BMI may be a flawed metric to assess cardiovascular risk
Guidelines recommend measuring body mass index (BMI) to identify people who are at risk for cardiovascular disease, type 2 diabetes and all-cause mortality. Healthcare professionals almost always follow the suggestions and evaluate BMI.
Ian J. Neeland, MD, and James A. de Lemos, MD, of the University of Texas Southwestern Medical Center in Dallas, however, believe that BMI is a flawed metric and may not be the best way to assess risk. Neeland and de Lemos expressed their views in a Sept. 26 editorial in the Journal of the American College of Cardiology.
They cited a study published in that same issue that found measuring abdominal subcutaneous adipose tissue (SAT) and visceral adipose tissue (VAT) may be effective in identifying cardiovascular disease risk factors. Increases in SAT and VAT volume were associated with worsening cardiovascular disease risk factors, which persisted after the researchers adjusted for BMI, waist circumference and baseline adipose tissue volume.
During a mean follow-up period of 6.1 years, the patients had a 22 percent increase in SAT and 45 percent increase in VAT.
“It is important to note that the vast majority of abdominal adipose tissue is stored in SAT with the VAT depot usually representing one-third or less of total abdominal fat,” Neeland and de Lemos wrote. “The strikingly discordant relative increase in VAT compared with SAT in the present study should clue us in to a major premise—that the inability to expand the SAT depot in the face of caloric surplus, resulting in the greater relative expansion of VAT, may be the underlying physiological derangement predisposing to worsening [cardiovascular disease] risk factors.”
Neeland and de Lemos identified a few potential flaws with BMI, including that some people who are overweight or mildly obese may not have increased mortality compared with people who have a normal weight.

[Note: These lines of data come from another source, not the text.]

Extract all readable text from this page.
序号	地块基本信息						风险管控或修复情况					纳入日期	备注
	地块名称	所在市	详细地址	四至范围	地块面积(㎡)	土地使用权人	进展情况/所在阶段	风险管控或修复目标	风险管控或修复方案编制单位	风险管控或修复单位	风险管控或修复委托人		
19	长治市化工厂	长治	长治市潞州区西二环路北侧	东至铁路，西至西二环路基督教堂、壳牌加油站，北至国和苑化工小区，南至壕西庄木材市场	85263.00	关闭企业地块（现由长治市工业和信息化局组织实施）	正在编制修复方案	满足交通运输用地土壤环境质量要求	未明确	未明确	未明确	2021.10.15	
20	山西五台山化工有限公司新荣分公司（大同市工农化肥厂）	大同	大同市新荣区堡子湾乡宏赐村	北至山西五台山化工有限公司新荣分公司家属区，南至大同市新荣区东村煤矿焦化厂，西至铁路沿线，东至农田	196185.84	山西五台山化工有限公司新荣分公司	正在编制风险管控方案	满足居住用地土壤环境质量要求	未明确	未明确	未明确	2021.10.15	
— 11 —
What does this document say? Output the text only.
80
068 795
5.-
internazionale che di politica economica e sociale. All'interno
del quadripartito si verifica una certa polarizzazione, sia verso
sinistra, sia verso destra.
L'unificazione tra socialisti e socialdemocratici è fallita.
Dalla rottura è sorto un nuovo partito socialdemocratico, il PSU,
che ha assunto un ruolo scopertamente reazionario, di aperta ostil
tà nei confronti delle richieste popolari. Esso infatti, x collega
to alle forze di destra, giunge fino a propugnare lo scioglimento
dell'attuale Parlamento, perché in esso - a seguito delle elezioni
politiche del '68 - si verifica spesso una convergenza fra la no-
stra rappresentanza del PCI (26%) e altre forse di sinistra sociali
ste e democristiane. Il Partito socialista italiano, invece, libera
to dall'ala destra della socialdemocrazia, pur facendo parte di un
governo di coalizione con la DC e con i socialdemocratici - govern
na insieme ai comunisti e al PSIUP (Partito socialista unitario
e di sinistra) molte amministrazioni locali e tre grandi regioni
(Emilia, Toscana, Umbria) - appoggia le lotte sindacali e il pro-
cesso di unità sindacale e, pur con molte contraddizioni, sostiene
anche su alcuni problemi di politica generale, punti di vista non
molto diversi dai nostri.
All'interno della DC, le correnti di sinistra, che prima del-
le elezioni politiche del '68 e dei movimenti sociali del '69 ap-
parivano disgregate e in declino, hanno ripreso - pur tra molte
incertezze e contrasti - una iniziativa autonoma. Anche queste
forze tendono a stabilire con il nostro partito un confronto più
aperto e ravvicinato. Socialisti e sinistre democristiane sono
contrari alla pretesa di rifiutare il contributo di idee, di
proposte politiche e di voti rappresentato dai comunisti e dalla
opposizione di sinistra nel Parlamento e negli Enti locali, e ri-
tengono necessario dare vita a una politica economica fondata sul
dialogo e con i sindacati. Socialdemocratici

Approximately one-third of obese adults has one or fewer cardiometabolic risk factor and do not have cardiometabolic disease, according to the researchers. They also noted that BMI is not part of the Framingham or Pooled Cohort Equation cardiovascular disease risk scores.
Meanwhile, they wrote that healthcare professionals could identify SAT and VAT with computed tomography or magnetic resonance imaging. They cited studies that found researchers could modify SAT and VAT to select the appropriate intervention and monitor response to therapy.
The study did not model SAT and VAT changes jointly, so Neeland and de Lemos could not determine if the associations with SAT were independent of VAT or if they would be significantly attenuated when they took the VAT’s confounding impact into consideration.
“It will be crucial for future outcomes studies to assess the relationships of specific fat compartments jointly to better evaluate the individual depot contributions to risk,” they wrote.
Although studies have shown adipose tissue imaging provides information about cardiometabolic risk that BMI cannot measure, Neeland and de Lemos acknowledged that the invasive nature of tissue biopsy or cell culture assay may be an issue.
“The ultimate question is whether it is possible to translate evaluation of 'form' (the anatomical measurement of adipose depots) to assessment of 'function,' to unravel the pathophysiology of adipose tissue expansion, and circumvent the inherent limitations of BMI and isolated imaging-based fat quantification,” they wrote.